Ladd becomes a restricted free agent this summer and Winnipeg needs to sign him to a new deal to keep the left winger. For his part, he'd be happy to see that happen, considering the number of lockers he's had to clean out in the NHL.
"I've been kind of knocked around. . . this will be my fourth spot, three teams but four spots in six or seven years. It would be nice to be in the same place for a while and lock up for the summer and know you're coming back."
He was drafted by the Carolina Hurricanes in 2004, won a Stanley Cup with them two year later, moved to Chicago for another Cup and was then traded to the Thrashers, who finished second last in the Southeast Division and missed the playoffs.
Winnipeg's new management has also said they'd be happy to have Ladd but they were a long way from a deal. He's coming out of a US$2.35-million, one-year contract in Atlanta.
"We haven't talked at all. I know they've got a lot of things on their plate," he said.
The native of Maple Ridge, B.C., did sit down to talk hockey with general manager Kevin Cheveldayoff and team owner Mark Chipman.
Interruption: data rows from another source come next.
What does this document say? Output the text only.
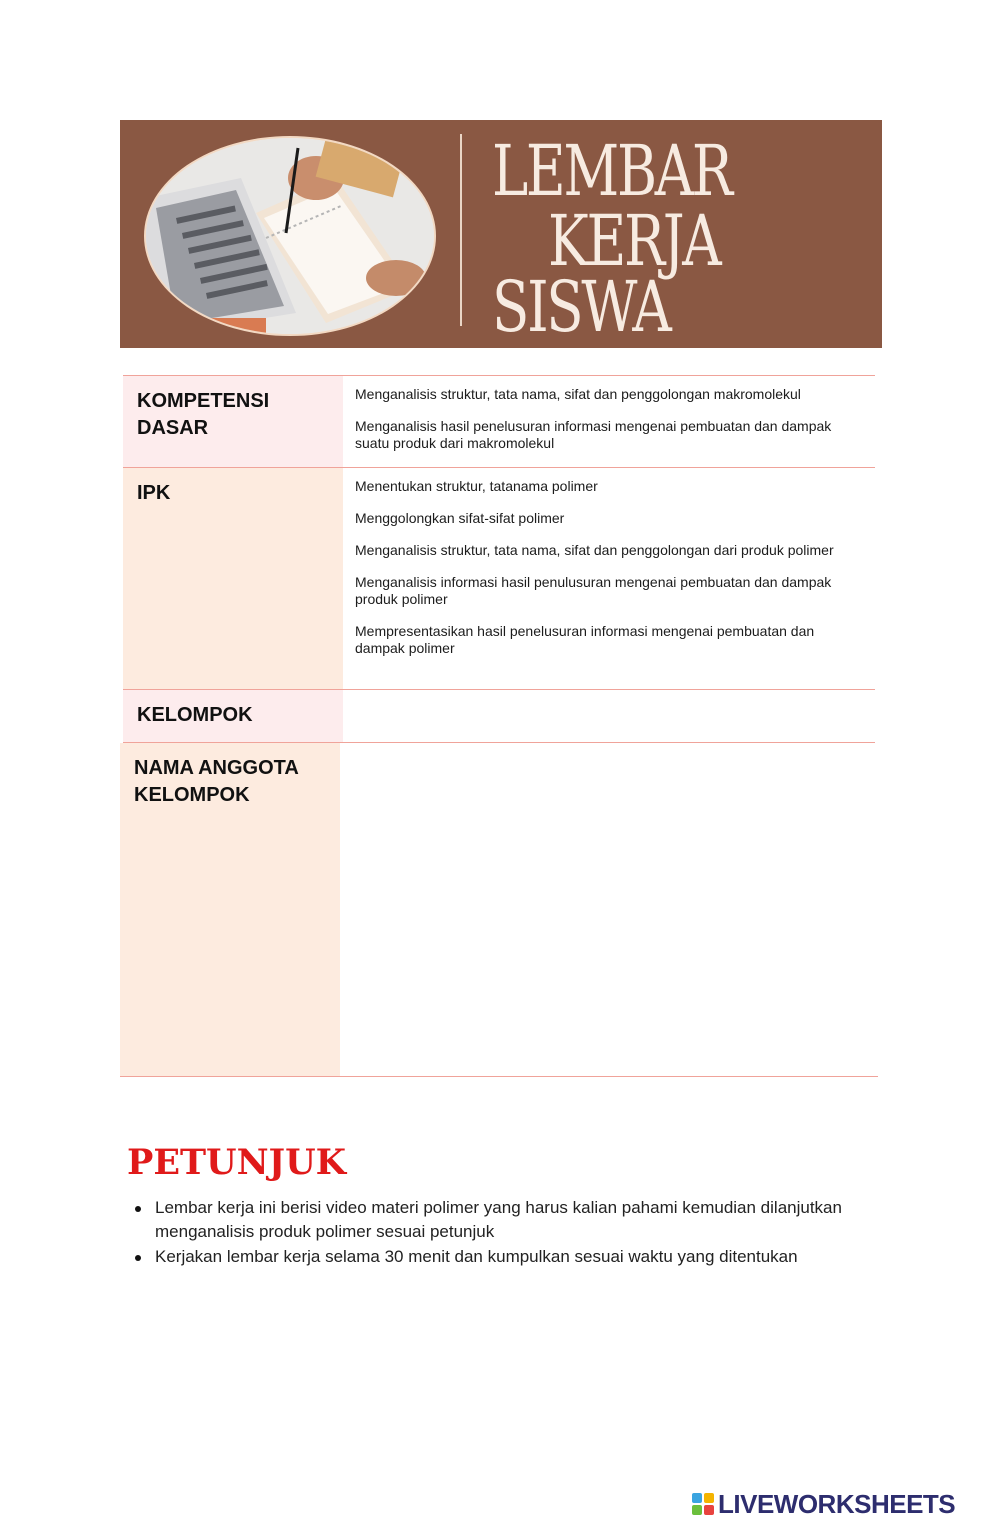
LEMBAR
KERJA
SISWA
KOMPETENSI DASAR
Menganalisis struktur, tata nama, sifat dan penggolongan makromolekul
Menganalisis hasil penelusuran informasi mengenai pembuatan dan dampak suatu produk dari makromolekul
IPK	Menentukan struktur, tatanama polimer
Menggolongkan sifat-sifat polimer
Menganalisis struktur, tata nama, sifat dan penggolongan dari produk polimer
Menganalisis informasi hasil penulusuran mengenai pembuatan dan dampak produk polimer
Mempresentasikan hasil penelusuran informasi mengenai pembuatan dan dampak polimer
KELOMPOK
NAMA ANGGOTA KELOMPOK
PETUNJUK
Lembar kerja ini berisi video materi polimer yang harus kalian pahami kemudian dilanjutkan menganalisis produk polimer sesuai petunjuk
Kerjakan lembar kerja selama 30 menit dan kumpulkan sesuai waktu yang ditentukan
LIVEWORKSHEETS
He'll be taking back some of what they said to other members of the team and predicts there won't be much to the idea of relocating.
"We definitely have a young group that's really eager to be in a hockey market and can feel the excitement coming from the city," said Ladd.
He says the frenzy that saw season tickets to the MTS Centre sell out in minutes also generates excitement among the players and it's a far cry from the kind of treatment the players are used to in Atlanta.
"You can go anywhere (in Atlanta) and not get noticed and fly under the radar," he said.
As for what the Thrashers bring, Ladd says they have the building blocks in place to make a successful team.
"We definitely have some great pieces in place, it's more I think a maturity thing."
Ladd cited the strong start they had to the last season, only to stumble in the last half.
If he returns, he'll be racking up plenty of frequent flyer points since Winnipeg will still be playing in the Southeast Division, with two teams in Florida and the closest in Washington, D.C..
Ladd is also getting married in July.
On the team name, Ladd said he'd be happy to put on a Winnipeg Jets jersey, if that is the name selected, but he diplomatically hedged his bet.
"I'd love it," he said. "It's got history . . . I'm a big fan of the name but I also think it's a new group, the success wasn't there in the past and we want to start something new."